A inteligência artificial (IA) pode agora inventar vírus biológicos funcionais.

Através de um conjunto de experiências laboratoriais, uma equipa de investigadores de Stanford demonstrou que um vírus com ADN escrito por IA podia atingir e matar bactérias específicas, segundo um estudo publicado em Setembro último.

O facto abre toda uma Caixa de Pandora, em que os vírus artificiais podem ser utilizados para curar doenças e combater infecções, mas também para… exterminar a humanidade?

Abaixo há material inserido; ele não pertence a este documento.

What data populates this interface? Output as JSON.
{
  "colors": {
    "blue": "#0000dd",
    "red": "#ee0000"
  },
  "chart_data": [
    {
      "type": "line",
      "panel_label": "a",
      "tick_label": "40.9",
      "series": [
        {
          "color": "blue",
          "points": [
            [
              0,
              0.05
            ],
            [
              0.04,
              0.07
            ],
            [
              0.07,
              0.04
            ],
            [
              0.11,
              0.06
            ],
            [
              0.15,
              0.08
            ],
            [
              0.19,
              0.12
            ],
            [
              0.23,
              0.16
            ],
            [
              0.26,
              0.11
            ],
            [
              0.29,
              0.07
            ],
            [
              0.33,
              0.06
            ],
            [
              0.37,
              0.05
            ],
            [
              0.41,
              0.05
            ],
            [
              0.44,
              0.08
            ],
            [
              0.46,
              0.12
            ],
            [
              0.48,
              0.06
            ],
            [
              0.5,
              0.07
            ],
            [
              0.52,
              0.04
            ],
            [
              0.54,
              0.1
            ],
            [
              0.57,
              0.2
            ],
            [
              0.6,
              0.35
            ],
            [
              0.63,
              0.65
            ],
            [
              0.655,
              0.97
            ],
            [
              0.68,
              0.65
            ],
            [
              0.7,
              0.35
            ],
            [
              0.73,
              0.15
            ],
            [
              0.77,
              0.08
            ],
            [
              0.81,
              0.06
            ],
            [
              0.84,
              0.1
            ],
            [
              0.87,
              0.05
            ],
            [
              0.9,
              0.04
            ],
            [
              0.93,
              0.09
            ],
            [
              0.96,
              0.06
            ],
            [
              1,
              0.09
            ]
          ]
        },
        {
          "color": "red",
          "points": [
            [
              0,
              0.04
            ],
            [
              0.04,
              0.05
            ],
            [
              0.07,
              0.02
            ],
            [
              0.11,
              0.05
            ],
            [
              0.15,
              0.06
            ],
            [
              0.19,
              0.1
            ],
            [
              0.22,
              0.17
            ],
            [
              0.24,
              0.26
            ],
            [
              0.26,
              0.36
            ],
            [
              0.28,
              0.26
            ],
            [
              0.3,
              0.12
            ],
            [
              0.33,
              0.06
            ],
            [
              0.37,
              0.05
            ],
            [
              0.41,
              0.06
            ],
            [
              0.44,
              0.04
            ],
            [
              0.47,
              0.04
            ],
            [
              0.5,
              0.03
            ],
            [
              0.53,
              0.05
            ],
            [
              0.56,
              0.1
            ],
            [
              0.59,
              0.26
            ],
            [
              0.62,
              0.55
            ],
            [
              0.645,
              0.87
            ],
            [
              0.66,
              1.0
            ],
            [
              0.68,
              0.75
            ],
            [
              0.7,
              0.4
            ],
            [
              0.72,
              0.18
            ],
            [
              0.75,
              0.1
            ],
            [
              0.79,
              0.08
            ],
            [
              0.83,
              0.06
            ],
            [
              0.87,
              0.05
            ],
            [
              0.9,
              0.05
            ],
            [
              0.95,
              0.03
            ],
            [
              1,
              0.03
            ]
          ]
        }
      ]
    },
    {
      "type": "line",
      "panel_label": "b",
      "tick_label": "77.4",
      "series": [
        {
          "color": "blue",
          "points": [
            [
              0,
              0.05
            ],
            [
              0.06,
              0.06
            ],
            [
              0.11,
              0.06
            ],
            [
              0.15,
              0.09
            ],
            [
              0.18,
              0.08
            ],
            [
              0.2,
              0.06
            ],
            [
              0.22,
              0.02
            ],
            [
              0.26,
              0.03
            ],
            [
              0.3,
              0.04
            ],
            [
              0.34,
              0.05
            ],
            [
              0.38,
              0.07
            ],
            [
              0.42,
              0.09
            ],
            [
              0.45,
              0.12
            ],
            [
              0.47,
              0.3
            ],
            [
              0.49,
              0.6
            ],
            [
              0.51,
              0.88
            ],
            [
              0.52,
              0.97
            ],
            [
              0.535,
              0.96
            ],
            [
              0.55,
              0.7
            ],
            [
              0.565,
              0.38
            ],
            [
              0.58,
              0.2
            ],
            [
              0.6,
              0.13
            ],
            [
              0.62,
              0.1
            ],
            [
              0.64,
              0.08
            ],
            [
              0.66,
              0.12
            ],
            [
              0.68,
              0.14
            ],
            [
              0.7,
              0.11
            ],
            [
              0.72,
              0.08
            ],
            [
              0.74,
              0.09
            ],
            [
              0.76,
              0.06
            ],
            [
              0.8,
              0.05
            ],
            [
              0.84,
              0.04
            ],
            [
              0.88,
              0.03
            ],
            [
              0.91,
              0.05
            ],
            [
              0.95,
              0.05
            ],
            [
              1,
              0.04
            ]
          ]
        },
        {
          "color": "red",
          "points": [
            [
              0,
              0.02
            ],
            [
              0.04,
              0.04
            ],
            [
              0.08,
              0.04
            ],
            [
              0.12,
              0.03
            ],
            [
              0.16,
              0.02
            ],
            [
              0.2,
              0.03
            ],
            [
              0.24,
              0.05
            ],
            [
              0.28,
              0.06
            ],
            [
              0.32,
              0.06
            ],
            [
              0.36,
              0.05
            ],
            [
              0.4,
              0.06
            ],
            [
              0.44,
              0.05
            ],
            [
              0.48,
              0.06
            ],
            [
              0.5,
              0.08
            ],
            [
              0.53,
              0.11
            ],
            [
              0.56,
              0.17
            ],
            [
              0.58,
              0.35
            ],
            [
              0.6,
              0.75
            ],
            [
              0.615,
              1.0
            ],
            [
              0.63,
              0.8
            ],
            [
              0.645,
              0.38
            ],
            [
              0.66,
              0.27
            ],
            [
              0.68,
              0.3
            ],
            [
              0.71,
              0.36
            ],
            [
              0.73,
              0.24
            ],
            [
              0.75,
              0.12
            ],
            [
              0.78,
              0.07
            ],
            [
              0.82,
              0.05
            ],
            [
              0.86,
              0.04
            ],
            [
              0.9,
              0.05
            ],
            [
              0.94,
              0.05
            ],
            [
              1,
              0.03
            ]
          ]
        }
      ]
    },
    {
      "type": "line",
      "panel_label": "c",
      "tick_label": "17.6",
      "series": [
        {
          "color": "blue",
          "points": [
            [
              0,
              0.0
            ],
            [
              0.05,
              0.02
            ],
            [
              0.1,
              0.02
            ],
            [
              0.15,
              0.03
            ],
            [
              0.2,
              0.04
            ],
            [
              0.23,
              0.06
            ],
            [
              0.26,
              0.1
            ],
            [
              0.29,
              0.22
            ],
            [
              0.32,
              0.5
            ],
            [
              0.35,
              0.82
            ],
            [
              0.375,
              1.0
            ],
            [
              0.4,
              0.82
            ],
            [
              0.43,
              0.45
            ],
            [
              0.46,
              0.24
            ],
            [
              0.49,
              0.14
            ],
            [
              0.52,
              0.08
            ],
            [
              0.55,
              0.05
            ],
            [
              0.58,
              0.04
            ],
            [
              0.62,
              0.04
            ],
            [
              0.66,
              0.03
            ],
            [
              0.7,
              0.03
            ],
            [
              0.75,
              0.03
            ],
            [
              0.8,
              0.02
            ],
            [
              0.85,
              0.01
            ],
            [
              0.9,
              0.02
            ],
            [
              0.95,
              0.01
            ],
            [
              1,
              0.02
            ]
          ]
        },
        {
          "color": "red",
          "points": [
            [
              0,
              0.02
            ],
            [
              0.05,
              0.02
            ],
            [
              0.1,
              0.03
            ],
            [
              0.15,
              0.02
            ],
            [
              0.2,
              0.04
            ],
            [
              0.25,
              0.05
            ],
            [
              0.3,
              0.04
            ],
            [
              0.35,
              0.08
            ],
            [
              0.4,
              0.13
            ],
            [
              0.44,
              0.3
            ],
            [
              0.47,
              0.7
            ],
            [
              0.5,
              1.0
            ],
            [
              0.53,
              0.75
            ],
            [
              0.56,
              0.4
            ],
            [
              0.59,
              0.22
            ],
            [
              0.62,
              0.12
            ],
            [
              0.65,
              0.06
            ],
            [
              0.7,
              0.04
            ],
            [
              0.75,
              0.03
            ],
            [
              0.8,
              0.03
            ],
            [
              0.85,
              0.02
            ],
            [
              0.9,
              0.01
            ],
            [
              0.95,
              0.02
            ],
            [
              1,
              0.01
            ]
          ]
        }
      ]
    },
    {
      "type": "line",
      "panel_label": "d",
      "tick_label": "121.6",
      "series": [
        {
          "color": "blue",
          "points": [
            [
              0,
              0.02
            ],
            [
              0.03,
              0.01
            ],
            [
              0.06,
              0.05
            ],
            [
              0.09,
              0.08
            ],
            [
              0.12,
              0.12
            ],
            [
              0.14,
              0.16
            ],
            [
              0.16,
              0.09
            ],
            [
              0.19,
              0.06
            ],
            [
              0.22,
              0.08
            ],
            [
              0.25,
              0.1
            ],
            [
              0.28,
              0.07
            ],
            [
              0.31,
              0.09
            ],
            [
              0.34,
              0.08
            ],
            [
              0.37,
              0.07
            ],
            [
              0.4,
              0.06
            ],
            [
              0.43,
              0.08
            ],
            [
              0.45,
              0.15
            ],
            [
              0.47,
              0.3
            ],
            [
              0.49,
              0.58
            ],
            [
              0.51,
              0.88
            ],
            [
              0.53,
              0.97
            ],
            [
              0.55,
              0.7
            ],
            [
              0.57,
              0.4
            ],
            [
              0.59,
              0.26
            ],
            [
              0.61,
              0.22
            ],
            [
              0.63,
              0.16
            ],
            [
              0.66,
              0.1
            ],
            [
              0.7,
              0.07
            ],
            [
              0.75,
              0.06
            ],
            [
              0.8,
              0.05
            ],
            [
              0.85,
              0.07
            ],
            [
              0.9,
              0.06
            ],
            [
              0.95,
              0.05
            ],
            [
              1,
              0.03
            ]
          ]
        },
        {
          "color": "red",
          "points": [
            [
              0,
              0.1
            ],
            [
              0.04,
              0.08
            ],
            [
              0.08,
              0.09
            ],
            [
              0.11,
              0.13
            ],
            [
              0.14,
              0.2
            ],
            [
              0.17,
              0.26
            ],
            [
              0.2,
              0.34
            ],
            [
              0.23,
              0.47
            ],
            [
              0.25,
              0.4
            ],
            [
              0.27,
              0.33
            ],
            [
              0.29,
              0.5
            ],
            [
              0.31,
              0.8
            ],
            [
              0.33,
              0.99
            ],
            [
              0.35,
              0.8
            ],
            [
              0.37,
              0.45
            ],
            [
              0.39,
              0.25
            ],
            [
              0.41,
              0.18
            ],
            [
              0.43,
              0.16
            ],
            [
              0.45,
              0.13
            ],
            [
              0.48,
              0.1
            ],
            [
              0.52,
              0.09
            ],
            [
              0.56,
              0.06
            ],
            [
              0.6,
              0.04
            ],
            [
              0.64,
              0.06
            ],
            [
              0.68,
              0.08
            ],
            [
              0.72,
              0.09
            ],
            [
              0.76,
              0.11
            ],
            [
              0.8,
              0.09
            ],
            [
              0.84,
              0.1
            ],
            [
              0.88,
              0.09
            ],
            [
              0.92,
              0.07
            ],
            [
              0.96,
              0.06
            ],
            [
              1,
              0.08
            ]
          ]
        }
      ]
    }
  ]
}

A partir de agora, actores mal-intencionados podem facilmente utilizar a IA para criar novas armas biológicas, mantendo os médicos e os governos em desvantagem em relação ao ritmo exorbitante a que estes vírus podem ser concebidos. Tal Feldman, estudante da Faculdade de Direito de Yale que já construiu modelos de IA para o governo federal, e Jonathan Feldman, investigador de ciência da computação e biologia na Georgia Tech afirmam a este propósito:

“Não há como esconder os riscos. Não estamos nem perto de estar prontos para um mundo em que a inteligência artificial possa criar um vírus funcional, mas precisamos de estar — porque é esse o mundo em que vivemos agora.”

No estudo, os investigadores de Stanford usaram um modelo de IA chamado Evo para inventar ADN para um bacteriófago, um vírus que infecta bactérias. Ao contrário de um modelo de linguagem de uso geral como o ChatGPT, que é treinado em linguagem escrita, o Evo foi treinado exclusivamente em milhões de genomas de bacteriófagos.

O trabalho centrou-se num fago extensivamente estudado chamado phiX174, conhecido por infectar estirpes da bactéria E. coli. Utilizando o modelo de IA EVO, a equipa criou 302 genomas candidatos baseados em phiX174 e testou-os utilizando os designs para montar quimicamente novos vírus.

Dezasseis deles funcionaram, infectando e matando as estirpes de E. coli. Algumas delas eram ainda mais mortíferas do que a forma natural do vírus.

Mas enquanto a equipa de Stanford optou por um caminho pacífico e seguro, “o que impede outros de utilizar dados abertos sobre agentes patogénicos humanos para construir os seus próprios modelos?”, alertaram os dois Feldman, acrescentando:

“Se a IA reduzir os prazos de desenvolvimento de armas biológicas, os Estados Unidos terão de reduzir os prazos para lhes responder. Não podemos impedir novas ameaças geradas pela IA. O verdadeiro desafio é superá-las.”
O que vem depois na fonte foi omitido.